They had also mentioned my husbands "stuff" on the land. Who doesn't have that old truck sitting in the back of the barn and pile of re-usable metal. Oh well..think they are more interested in the wood heat...so once again...wish me luck. If not I most certainly will look up the Farm Bureau insurance. I need this insurance by the end of the month. Thanks again...


----------



## Plowpoint (May 2, 2012)

I pulled my woodstove out when I got Farm Family Insurance inspected, then installed the stove back when after they left. No problems getting insurance that way, but I do have a propane boiler with radiant floor heat that they think heats my home...

I hate being dishonest, but insurance is just something I have to pacify the US Dept of Ag, I built my house and could do so after a fire if I had to.


----------



## ET1 SS (Oct 22, 2005)

Plowpoint said:


> I pulled my woodstove out when I got Farm Family Insurance inspected, then installed the stove back when after they left. No problems getting insurance that way, but I do have a propane boiler with radiant floor heat that they think heats my home...
> 
> I hate being dishonest, but insurance is just something I have to pacify the US Dept of Ag, I built my house and could do so after a fire if I had to.

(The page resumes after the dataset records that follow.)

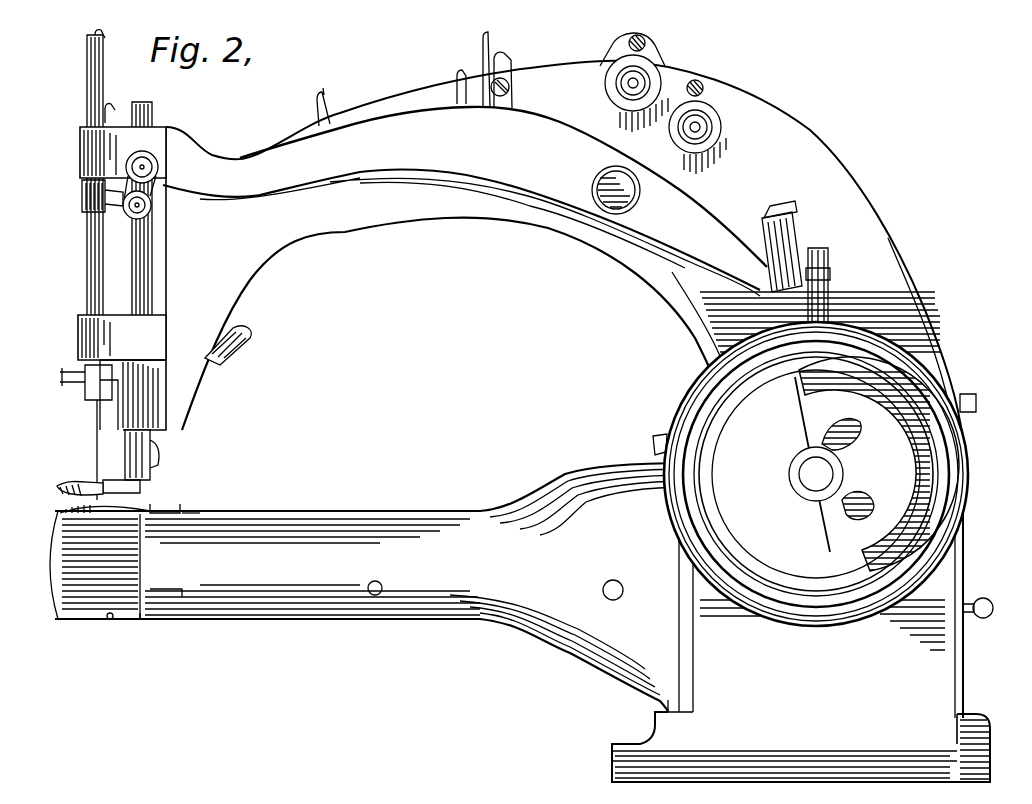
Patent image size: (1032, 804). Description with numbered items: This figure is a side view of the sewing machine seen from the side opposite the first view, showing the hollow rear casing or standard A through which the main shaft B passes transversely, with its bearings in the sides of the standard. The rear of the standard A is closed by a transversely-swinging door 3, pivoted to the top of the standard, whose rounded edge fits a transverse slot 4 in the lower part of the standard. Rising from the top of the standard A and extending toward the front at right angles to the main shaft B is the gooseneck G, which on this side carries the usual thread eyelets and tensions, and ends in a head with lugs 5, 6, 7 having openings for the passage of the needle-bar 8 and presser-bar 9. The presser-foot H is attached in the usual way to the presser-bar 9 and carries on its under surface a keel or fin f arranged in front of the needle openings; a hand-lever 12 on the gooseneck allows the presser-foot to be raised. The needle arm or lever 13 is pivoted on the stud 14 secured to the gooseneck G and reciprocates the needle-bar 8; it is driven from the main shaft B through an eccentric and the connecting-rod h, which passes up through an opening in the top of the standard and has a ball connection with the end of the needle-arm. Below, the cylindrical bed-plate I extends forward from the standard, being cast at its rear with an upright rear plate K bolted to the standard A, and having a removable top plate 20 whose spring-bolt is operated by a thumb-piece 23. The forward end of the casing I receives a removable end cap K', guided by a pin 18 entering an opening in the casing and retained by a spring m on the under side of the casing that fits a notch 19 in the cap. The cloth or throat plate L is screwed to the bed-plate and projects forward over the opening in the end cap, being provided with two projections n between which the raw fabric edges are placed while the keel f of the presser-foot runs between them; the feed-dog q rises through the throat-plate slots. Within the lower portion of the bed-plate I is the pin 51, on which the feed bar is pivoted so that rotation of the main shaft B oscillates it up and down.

The needle arm 13 is at (563, 389).
The gooseneck G is at (451, 307).
The stud 14 is at (628, 190).
The connecting-rod h is at (823, 298).
The standard A is at (812, 502).
The rear plate K is at (691, 678).
The top plate 20 is at (370, 587).
The bed-plate I is at (384, 567).
The end cap K' is at (101, 566).
The pin 18 is at (166, 581).
The notch 19 is at (110, 619).
The spring m is at (140, 619).
The pin 51 is at (375, 592).
The projections n is at (62, 508).
The feed-dog q is at (142, 506).
The throat-plate L is at (182, 501).
The transverse slot 4 is at (978, 737).
The door 3 is at (964, 647).
The main shaft B is at (805, 478).
The thumb-piece 23 is at (653, 442).
The needle-bar 8 is at (90, 258).
The presser-bar 9 is at (152, 265).
The lug 5 is at (80, 156).
The lug 6 is at (106, 407).
The lug 7 is at (164, 410).
The hand-lever 12 is at (218, 358).
The presser-foot H is at (140, 484).
The keel f is at (60, 486).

The US Dept of Ag required that you carry insurance?

My house is steel, not very worried about fire.


----------



## fireweed farm (Dec 31, 2010)

TNHermit said:


> find an old heat pump. Put it on a pad by the house so it looks like it works. i heat with wood only. the heat pump went out years ago.

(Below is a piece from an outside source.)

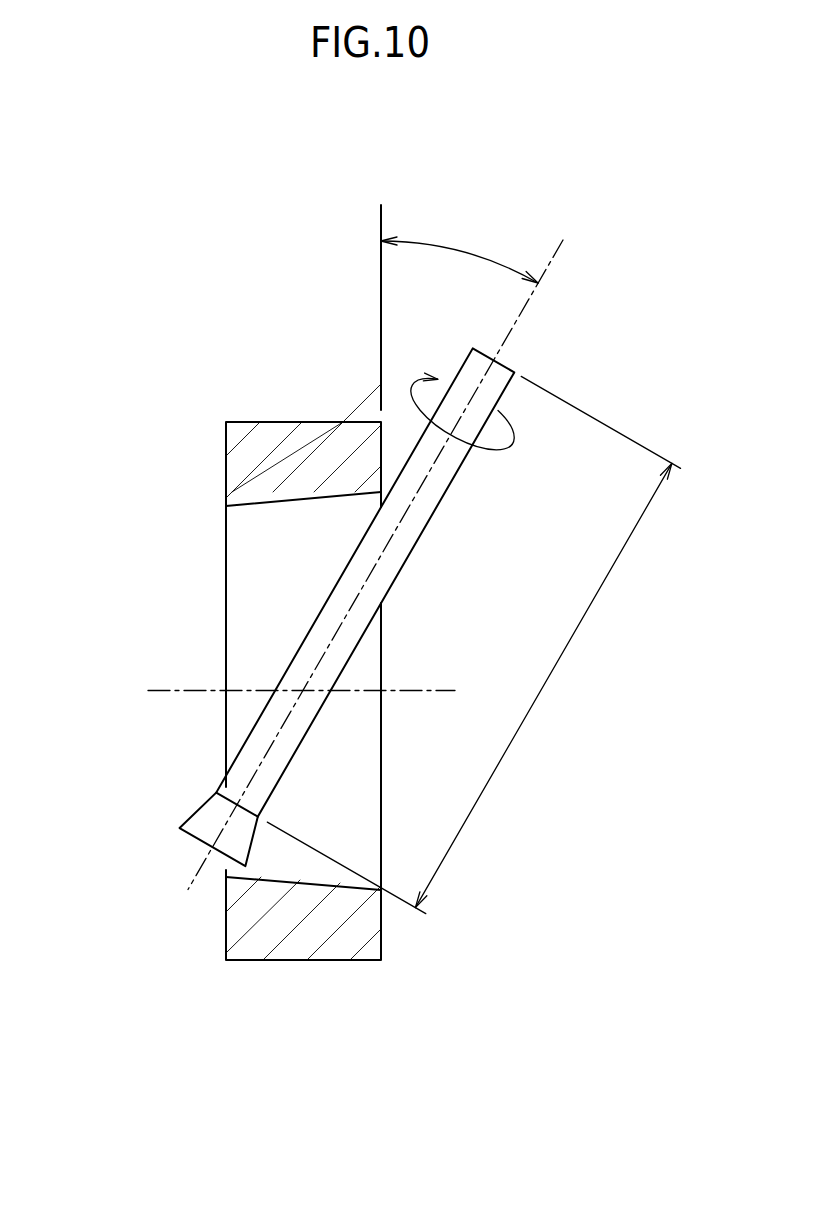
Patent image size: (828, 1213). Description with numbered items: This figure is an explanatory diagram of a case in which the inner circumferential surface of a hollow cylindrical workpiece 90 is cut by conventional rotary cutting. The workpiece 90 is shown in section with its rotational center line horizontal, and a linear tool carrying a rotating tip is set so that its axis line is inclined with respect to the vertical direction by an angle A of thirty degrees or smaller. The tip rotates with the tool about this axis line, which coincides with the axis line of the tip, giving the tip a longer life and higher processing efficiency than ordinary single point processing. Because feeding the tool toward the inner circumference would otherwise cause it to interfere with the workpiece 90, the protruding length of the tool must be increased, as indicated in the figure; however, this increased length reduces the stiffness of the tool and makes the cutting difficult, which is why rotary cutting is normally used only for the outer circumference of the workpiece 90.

The workpiece 90 is at (288, 962).
The inclination angle A is at (459, 247).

Only works, until your house burns down. They check power bills after a fire- they know exactly what savings with a woodstove would be. If you have a claim you will not get paid...


----------



## jc1216 (Jun 14, 2012)

Central Boiler - Outdoor Wood Furnace for Home Heating My Mother and Step Father have one of these, and it's the mos amazing thing, heat water, and home with it.


----------



## Shygal (May 26, 2003)

ET1 SS said:


> The US Dept of Ag required that you carry insurance?
> 
> My house is steel, not very worried about fire.

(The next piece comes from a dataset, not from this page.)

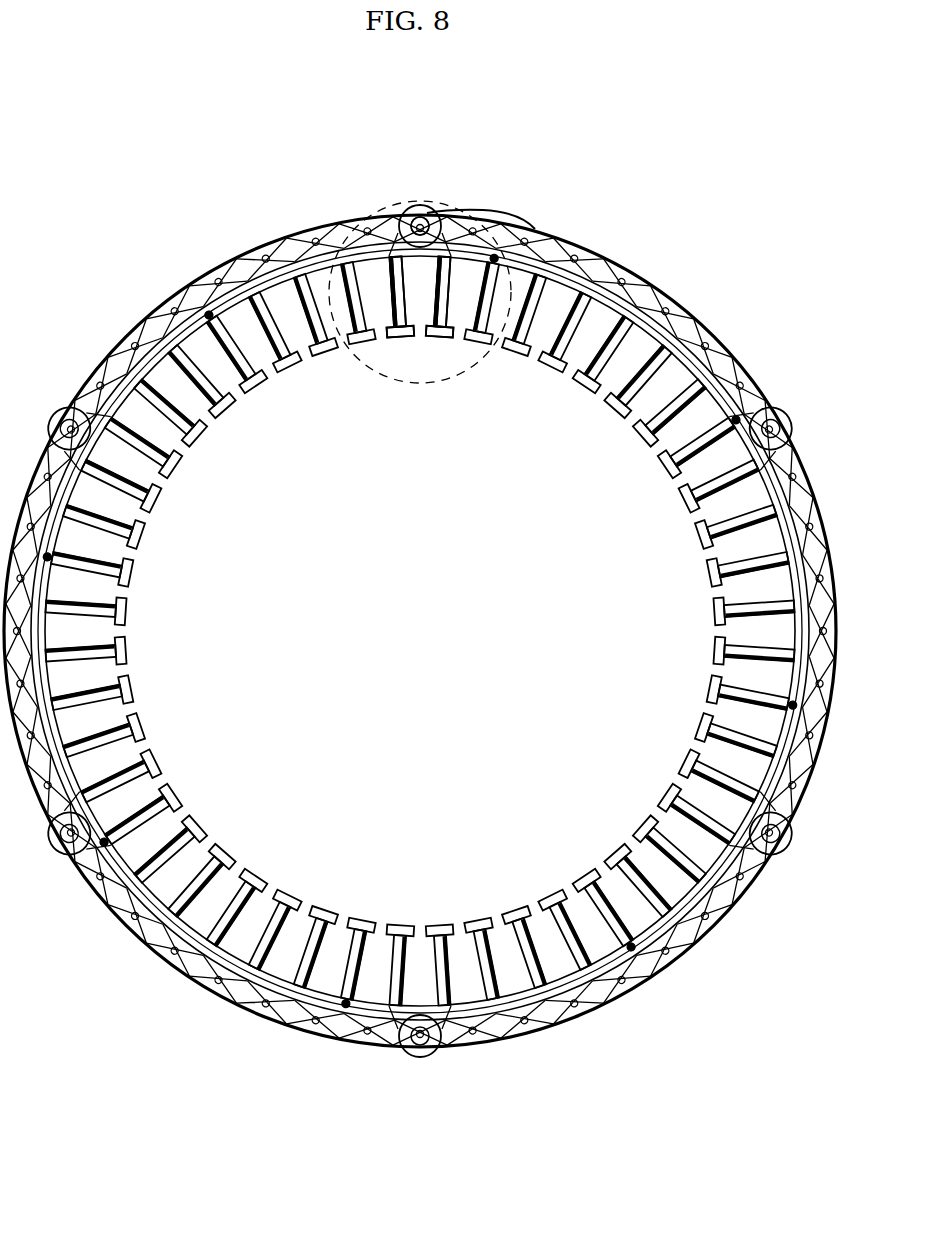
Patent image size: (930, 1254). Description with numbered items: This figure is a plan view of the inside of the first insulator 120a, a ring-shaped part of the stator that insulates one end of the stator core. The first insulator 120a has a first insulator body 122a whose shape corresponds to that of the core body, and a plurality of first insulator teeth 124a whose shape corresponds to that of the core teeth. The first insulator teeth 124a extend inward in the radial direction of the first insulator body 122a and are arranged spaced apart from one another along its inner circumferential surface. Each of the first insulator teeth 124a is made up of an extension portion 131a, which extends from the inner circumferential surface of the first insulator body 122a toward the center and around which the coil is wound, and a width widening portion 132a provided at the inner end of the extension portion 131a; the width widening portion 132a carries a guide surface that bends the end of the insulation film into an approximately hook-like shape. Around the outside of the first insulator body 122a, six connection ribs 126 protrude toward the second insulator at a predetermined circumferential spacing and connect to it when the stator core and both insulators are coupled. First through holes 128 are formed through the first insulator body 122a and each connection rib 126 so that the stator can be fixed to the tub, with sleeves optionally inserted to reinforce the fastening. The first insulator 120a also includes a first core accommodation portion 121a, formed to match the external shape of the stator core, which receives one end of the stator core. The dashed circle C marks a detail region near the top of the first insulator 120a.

The stuff inside it isnt steel. Neither is the wiring or insulation or sheetrock or any of those things.


----------



## TNHermit (Jul 14, 2005)

fireweed farm said:


> Only works, until your house burns down. They check power bills after a fire- they know exactly what savings with a woodstove would be. If you have a claim you will not get paid...


if the woodstove causes the fire


----------



## houndlover (Feb 20, 2009)

Well, my main house has an electric furnace, but we've never used it, and we just recently sheetrocked over the thermostat. However, it's there and that must be why we've never had a problem with insurance. Our new house, what we call the summer house, has a small propane fake fireplace. It's good enough for the insurance inspection with American Family.


----------



## Cheryl in SD (Apr 22, 2005)

We only use wood heat, however we put in one baseboard in the living room, a wall unit in the kitchen and a cove heater in one bedroom. This satisfied the insurance company AND the electric company (get all electric rates now) even though they are never turned on.


----------



## mommathea (May 27, 2009)

We have central heat but we don't use it. We use our wood stove exclusively. Our insurance didn't care how much or little we used it, just that it was installed to their specs.


----------



## mamita (May 19, 2008)

12 yrs. ago when we moved here, I called our insurance to change things. the girl that answered was so snotty and told me they'd never insure us due to having an oil furnace. I was so shocked, said fine, I'll go somewhere here. the agent called back quickly apologizing and all ended up ok. when we put in the fireplace I called, and oddly he acted like it was a bit silly that I was notifying them. go figure. I never called when we changed to the woodstove, so who knows. since now the insurance companies all seem extremely strict, they probably won't pay if there is a fire. I know with all the new rules, we'd probably never get insurance today, as they are really picky about having hydrants close by. heck...nothing like that anywhere around here!


----------



## tallpines (Apr 9, 2003)

jc1216 said:


> Central Boiler - Outdoor Wood Furnace for Home Heating My Mother and Step Father have one of these, and it's the mos amazing thing, heat water, and home with it.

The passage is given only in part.